O posicionamento de Portugal, relativamente inferior, em várias comparações internacionais de competitividade, constituiu um driver importante no lançamento do Programa Simplex5 para a simplificação administrativa e do e- government. O desenvolvimento de toda esta estrutura, que deu origem a melhorias de caráter regulatório, esteve muito associada à gestão da transformação do setor público e à introdução do e-government para a promoção de políticas de governança mais efetivas. Outra prioridade que assistiu a todos estes esforços esteve relacionada com o tornar o ambiente negocial para as empresas mais dinâmico e inovador, de forma a aumentar a competitividade da economia e a sua capacidade para atrair investimento direto estrangeiro6.

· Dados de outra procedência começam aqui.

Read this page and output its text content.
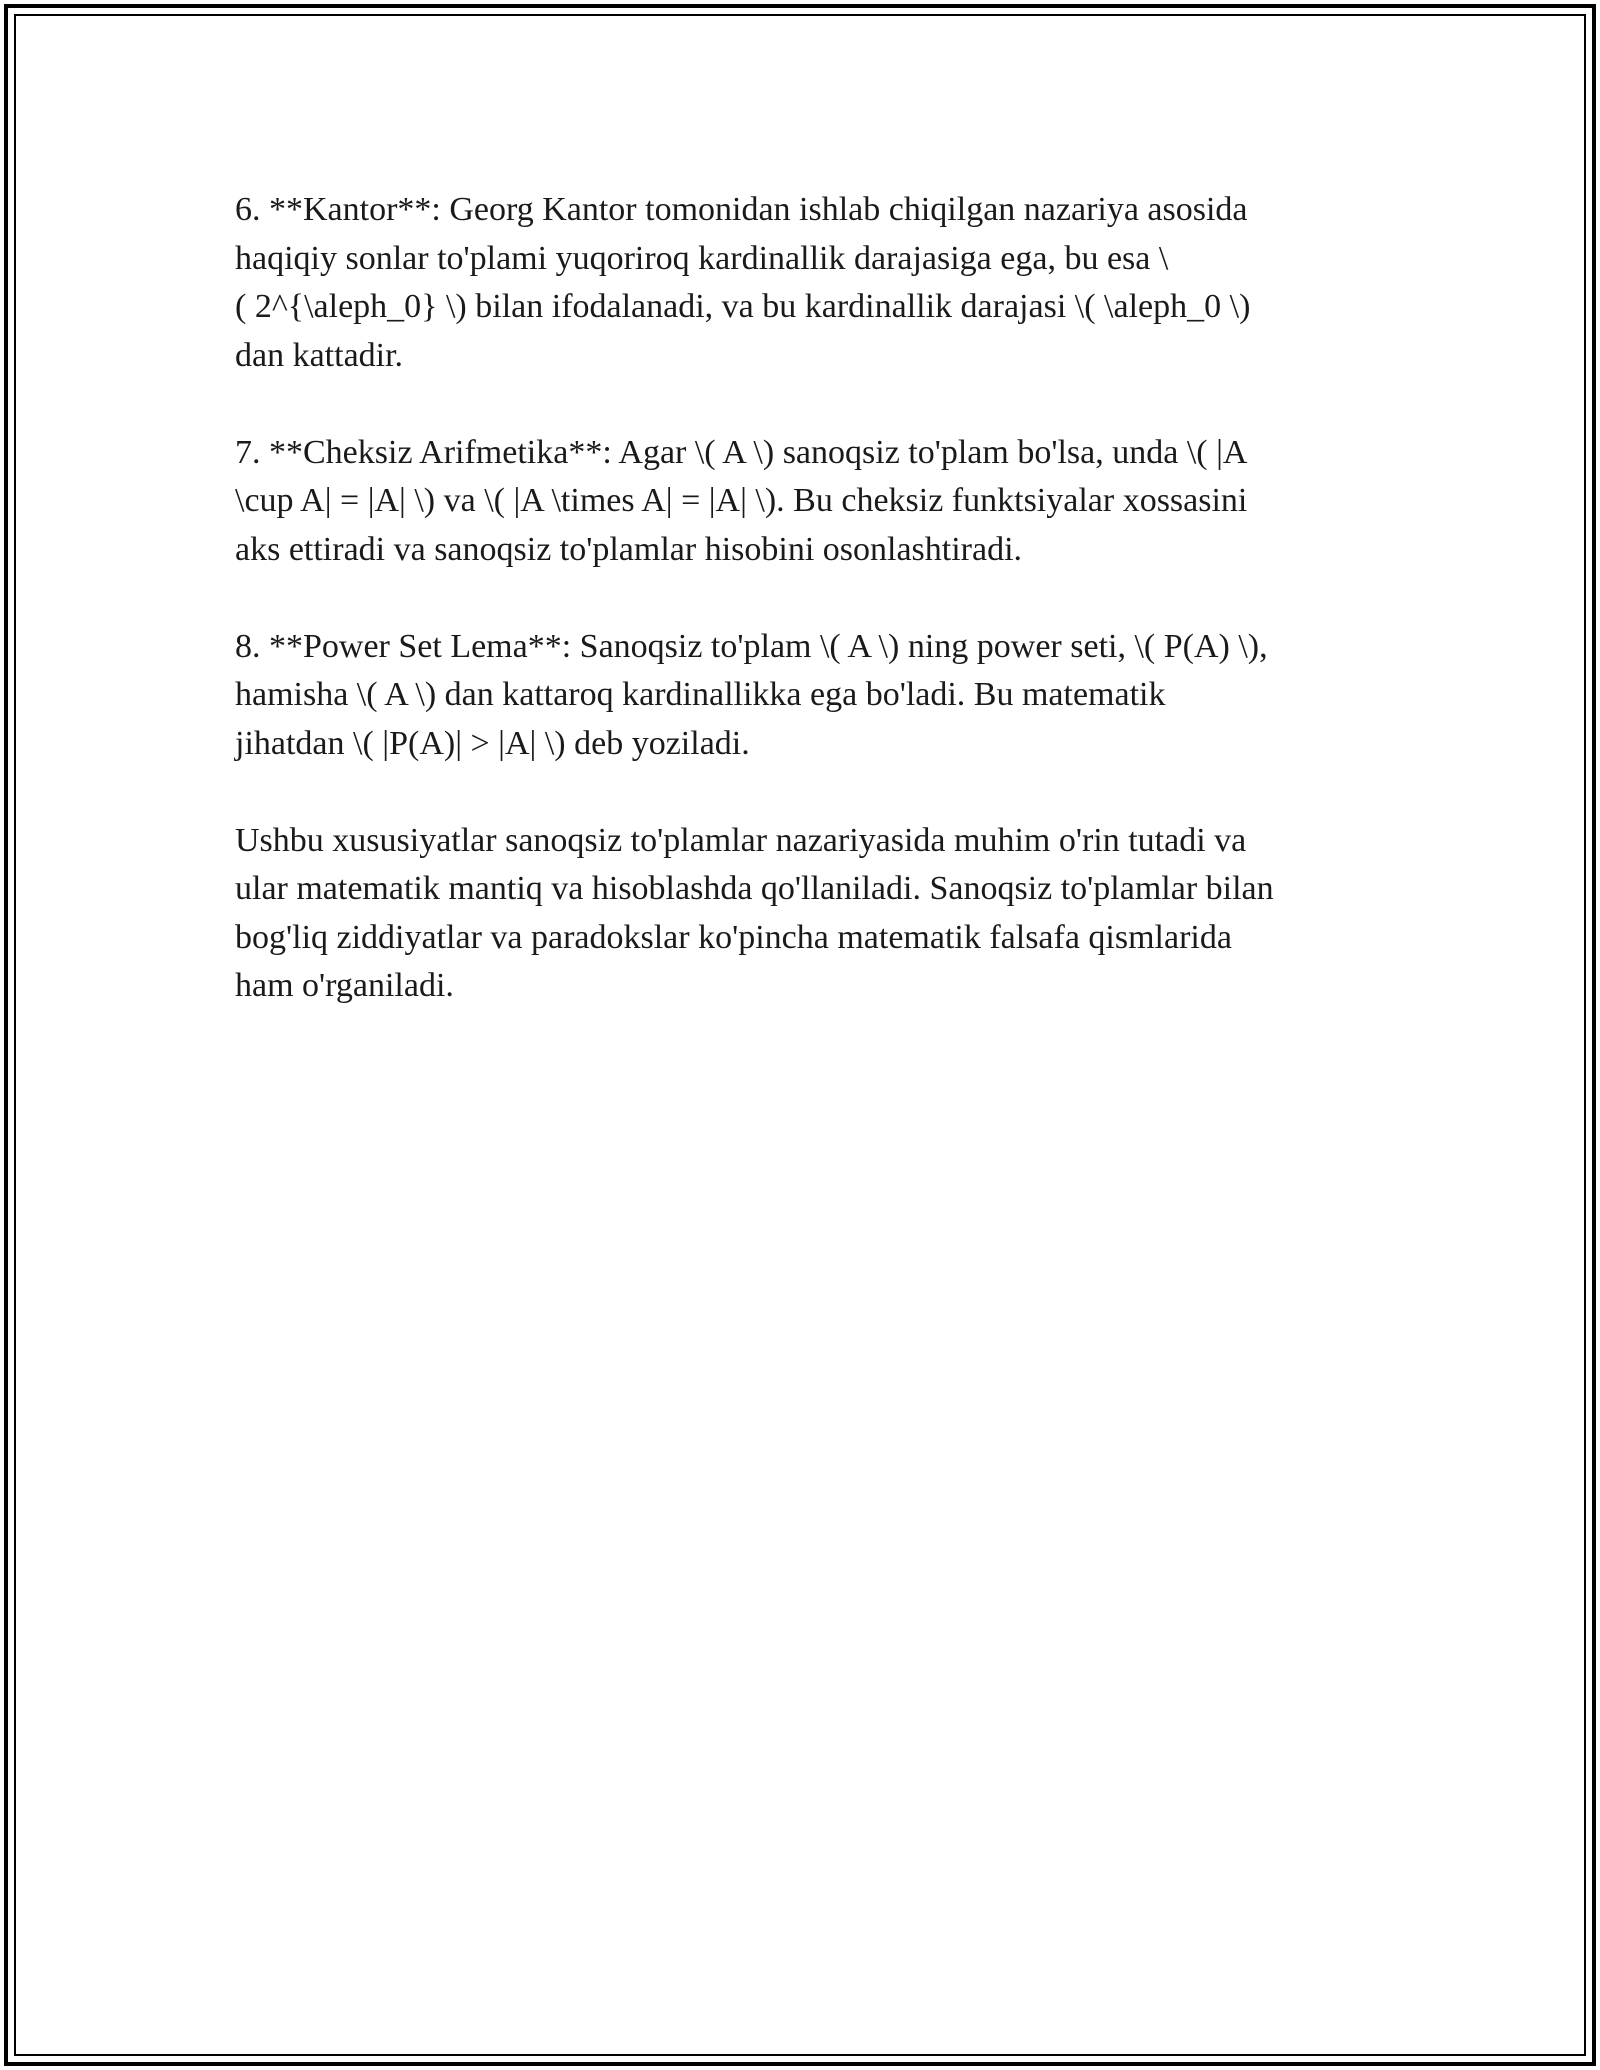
6. **Kantor**: Georg Kantor tomonidan ishlab chiqilgan nazariya asosida
haqiqiy sonlar to'plami yuqoriroq kardinallik darajasiga ega, bu esa \
( 2^{\aleph_0} \) bilan ifodalanadi, va bu kardinallik darajasi \( \aleph_0 \)
dan kattadir.

7. **Cheksiz Arifmetika**: Agar \( A \) sanoqsiz to'plam bo'lsa, unda \( |A
\cup A| = |A| \) va \( |A \times A| = |A| \). Bu cheksiz funktsiyalar xossasini
aks ettiradi va sanoqsiz to'plamlar hisobini osonlashtiradi.

8. **Power Set Lema**: Sanoqsiz to'plam \( A \) ning power seti, \( P(A) \),
hamisha \( A \) dan kattaroq kardinallikka ega bo'ladi. Bu matematik
jihatdan \( |P(A)| > |A| \) deb yoziladi.

Ushbu xususiyatlar sanoqsiz to'plamlar nazariyasida muhim o'rin tutadi va
ular matematik mantiq va hisoblashda qo'llaniladi. Sanoqsiz to'plamlar bilan
bog'liq ziddiyatlar va paradokslar ko'pincha matematik falsafa qismlarida
ham o'rganiladi.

Nomeadamente ao nível dos procedimentos burocráticos, será necessário apostar na continuidade da redução dos processos de licenciamento e dos processos inerentes à criação de sociedades, no sentido de se acompanharem todos os avanços dos países que integram a União Europeia. A recente iniciativa «Licenciamento zero» (criada através da publicação do Decreto-Lei n.º 48/2011, a 1 de abril de 2011, e posteriormente abrangida pela Portaria 131/2010 de 4 de abril de 2011) vem responder a esta necessidade. Esta visa dar cumprimento a um compromisso prévio do Programa Simplex de 2010, sendo uma das medidas emblemáticas da Agenda Digital 2015. Destina-se a simplificar o regime de exercício de diversas atividades económicas e a reduzir encargos administrativos suportados pelos cidadãos e pelas empresas, mediante a eliminação de licenças, autorizações, validações, autenticações, certificações, atos emitidos na sequência de comunicações prévias com prazo, registos e outros atos permissivos, substituindo-os por um reforço das ações sistemáticas de fiscalização a posteriori e mecanismos de responsabilização efetiva dos promotores, o que acarreta um agravamento do regime sancionatório. Esta estabelece também a criação do «Balcão do empreendedor», prevendo-se um acesso direto, via Internet, através do portal da empresa (www.portaldaempresa.pt) e, igualmente, um acesso presencial, mediado por um intermediário, que poderá estar disponível nos municípios ou em outros balcões públicos ou privados. Com a iniciativa «Licenciamento zero» pretendeu-se também desmaterializar procedimentos administrativos e modernizar a forma de relacionamento da Administração com os cidadãos e empresas, concretizando desse modo as obrigações decorrentes da Diretiva n.º 2006/123/CE, do Parlamento Europeu e do Conselho, de 12 de dezembro, relativa aos serviços no mercado interno, que foi transposta para a ordem jurídica interna pelo Decreto-Lei n.º 92/2010, de 26 de julho.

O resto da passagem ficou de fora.